Erstes Quartal besser als erwartet
Die Zahlen zum ersten Quartal wurden leicht über unseren Erwartungen berichtet. Während die Bauleistung auf EUR 2,19 Mrd. gesteigert werden konnte was einem Wachstum von 13,9 % im Jahresvergleich entspricht, viel das EBIT auf EUR -152,7 Mio. Der Rückgang um 10,5 % im Vergleich zum ersten Quartal 2008 ergibt sich aus der weitere gewachsenen Konzernstruktur deren Fixkosten im ersten Quartal aufgrund der Saisonalität des Baugewerbes nicht gedeckt werden können und den darüber hinaus widrigeren Witterungsbedingungen. Der Nettoverlust betrug im ersten Quartal EUR -129,3 Mio. was einem Rückgang um 59,1 % im Jahresvergleich gleich kommt. Dennoch übertrafen EBIT und Nettoverlust unsere noch pessimistischeren Erwartungen von EUR -171,5 Mio und EUR -138,8 Mio. Negativ zu bemerken ist die Veränderung des Nettoauftragseingangs der im Vergleich zu 1Q 08 um fast 53 % zurück ging. Obwohl wir nicht davon ausgehen, dass die Wachstumsrate im weiteren Verlauf des Jahres ähnlich negativ ausfallen wird, ist sie dennoch ein Indikator für klar rückläufige Geschäftsvolumina. In Reaktion auf die besser als erwarteten Quartalszahlen haben wir unsere Schätzung leicht nach oben revidiert. Wir sehen aber weiterhin die Gefahr, dass die verschärfte Wettbewerbssituation nicht nur auf die kalkulatorische Gewinnspanne in laufenden Bieterverfahren drückt, sondern dass STRABAG SE sich in der ersten Phase eines Aufschwungs zusätzlich steigendem Kostendruck in Hinblick auf Rohmaterial und Subunternehmern in Fixpreisverträgen gegenüber sieht. Dadurch kann auch in einem sich freundlicher darstellenden volkswirtschaftlichen Umfeld die Profitabilität weiter unter Druck bleiben.

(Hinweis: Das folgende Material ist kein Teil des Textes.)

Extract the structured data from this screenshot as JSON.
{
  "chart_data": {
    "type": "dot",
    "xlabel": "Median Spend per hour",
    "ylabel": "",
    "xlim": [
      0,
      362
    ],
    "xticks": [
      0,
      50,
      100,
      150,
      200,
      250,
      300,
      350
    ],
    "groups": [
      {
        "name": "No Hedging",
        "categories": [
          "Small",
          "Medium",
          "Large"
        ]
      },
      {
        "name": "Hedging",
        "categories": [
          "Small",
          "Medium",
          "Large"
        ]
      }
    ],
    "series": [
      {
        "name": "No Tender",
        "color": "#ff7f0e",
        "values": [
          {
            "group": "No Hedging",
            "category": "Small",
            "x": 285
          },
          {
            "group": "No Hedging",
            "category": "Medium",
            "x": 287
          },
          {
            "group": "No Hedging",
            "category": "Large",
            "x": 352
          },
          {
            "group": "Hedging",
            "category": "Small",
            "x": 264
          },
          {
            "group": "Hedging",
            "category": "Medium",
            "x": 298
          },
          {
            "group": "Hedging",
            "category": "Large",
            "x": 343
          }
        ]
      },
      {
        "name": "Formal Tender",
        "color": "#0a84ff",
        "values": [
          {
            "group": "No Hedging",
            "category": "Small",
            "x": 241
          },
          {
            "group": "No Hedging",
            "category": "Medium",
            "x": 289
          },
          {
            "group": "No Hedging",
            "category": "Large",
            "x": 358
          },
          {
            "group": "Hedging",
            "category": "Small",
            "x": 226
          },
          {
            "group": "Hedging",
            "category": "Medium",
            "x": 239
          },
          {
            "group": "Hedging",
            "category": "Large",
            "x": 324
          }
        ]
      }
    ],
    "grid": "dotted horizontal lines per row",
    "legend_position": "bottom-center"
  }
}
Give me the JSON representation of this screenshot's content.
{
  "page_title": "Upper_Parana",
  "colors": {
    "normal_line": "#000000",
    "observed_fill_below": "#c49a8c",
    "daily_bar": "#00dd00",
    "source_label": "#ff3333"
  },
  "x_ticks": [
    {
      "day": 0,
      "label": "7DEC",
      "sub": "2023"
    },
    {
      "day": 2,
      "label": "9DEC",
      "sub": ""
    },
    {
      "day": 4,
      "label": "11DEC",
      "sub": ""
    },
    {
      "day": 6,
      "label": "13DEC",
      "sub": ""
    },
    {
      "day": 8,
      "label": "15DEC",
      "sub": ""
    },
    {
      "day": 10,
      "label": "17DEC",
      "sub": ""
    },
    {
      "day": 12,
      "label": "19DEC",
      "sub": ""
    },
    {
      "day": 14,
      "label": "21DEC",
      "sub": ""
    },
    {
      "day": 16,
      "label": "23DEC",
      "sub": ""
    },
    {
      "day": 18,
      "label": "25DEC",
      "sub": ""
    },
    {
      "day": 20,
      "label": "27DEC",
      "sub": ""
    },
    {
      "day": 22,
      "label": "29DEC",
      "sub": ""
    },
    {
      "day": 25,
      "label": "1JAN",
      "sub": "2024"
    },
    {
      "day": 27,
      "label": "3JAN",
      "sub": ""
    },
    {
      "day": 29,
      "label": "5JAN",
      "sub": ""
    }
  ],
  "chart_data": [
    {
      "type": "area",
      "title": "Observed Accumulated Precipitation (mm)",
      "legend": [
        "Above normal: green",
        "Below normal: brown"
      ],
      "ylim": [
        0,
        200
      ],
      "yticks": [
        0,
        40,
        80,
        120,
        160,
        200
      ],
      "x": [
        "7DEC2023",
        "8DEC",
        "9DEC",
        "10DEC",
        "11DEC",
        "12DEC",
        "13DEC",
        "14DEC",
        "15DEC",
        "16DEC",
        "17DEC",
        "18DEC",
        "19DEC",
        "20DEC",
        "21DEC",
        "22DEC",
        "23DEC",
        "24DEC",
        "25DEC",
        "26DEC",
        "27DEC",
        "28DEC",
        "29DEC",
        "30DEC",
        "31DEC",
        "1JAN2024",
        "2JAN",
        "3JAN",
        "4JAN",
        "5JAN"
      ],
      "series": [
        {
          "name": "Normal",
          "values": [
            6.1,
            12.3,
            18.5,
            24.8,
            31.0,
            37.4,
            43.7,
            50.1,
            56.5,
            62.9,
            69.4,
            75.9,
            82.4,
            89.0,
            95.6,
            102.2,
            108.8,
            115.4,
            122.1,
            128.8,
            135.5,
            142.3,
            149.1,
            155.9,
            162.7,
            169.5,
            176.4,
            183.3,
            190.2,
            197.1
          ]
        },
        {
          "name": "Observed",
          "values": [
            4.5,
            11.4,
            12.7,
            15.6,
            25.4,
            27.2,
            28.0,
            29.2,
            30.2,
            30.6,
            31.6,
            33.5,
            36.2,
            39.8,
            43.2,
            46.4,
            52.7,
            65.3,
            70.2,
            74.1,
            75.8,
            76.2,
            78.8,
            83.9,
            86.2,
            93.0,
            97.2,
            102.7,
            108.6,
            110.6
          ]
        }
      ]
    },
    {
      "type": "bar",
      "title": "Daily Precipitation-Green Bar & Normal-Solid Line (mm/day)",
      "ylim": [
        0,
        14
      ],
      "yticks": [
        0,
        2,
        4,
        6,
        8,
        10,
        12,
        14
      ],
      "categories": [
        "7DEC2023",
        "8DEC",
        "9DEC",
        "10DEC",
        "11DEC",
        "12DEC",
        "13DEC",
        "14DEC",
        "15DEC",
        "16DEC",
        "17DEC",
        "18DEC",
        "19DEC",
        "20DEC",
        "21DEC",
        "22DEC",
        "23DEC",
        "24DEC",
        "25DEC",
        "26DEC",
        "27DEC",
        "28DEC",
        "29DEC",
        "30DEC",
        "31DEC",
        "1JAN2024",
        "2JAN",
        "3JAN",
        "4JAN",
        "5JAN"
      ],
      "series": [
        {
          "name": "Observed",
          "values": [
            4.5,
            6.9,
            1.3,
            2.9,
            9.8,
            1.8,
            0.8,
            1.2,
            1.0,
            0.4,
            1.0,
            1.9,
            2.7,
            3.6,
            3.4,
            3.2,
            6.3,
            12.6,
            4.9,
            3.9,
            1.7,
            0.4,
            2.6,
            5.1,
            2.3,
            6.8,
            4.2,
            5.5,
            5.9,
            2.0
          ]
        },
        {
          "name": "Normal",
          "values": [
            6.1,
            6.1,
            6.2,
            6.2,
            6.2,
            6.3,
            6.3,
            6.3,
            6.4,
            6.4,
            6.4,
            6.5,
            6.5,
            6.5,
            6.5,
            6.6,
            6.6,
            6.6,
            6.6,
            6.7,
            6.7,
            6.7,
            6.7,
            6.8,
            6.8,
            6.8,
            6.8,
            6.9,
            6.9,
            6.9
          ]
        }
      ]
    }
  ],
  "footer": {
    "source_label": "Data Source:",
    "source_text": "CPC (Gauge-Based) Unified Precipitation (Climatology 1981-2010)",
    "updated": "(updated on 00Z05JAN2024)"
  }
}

+ Nummer 1 in Deutschland, Österreich und der MOE-Region
+ Starke eigene Rohstoffbasis
- Bauwirtschaft ist stark von Konjunkturzyklen und im Bereich von Infrastrukturprojekten von Staatsausgaben abhängig.
- Geringere Margen und große Projektvolumina erhöhen das Risiko von Verlusten in einzelnen Projekten
Bewertung und Empfehlung:
Basierend auf verschiedenen Bewertungsmethoden empfehlen erhöhen wir unser Kursziel auf EUR 17,50 von EUR 17,00 und bestätigen unsere „Halten“ Empfehlung.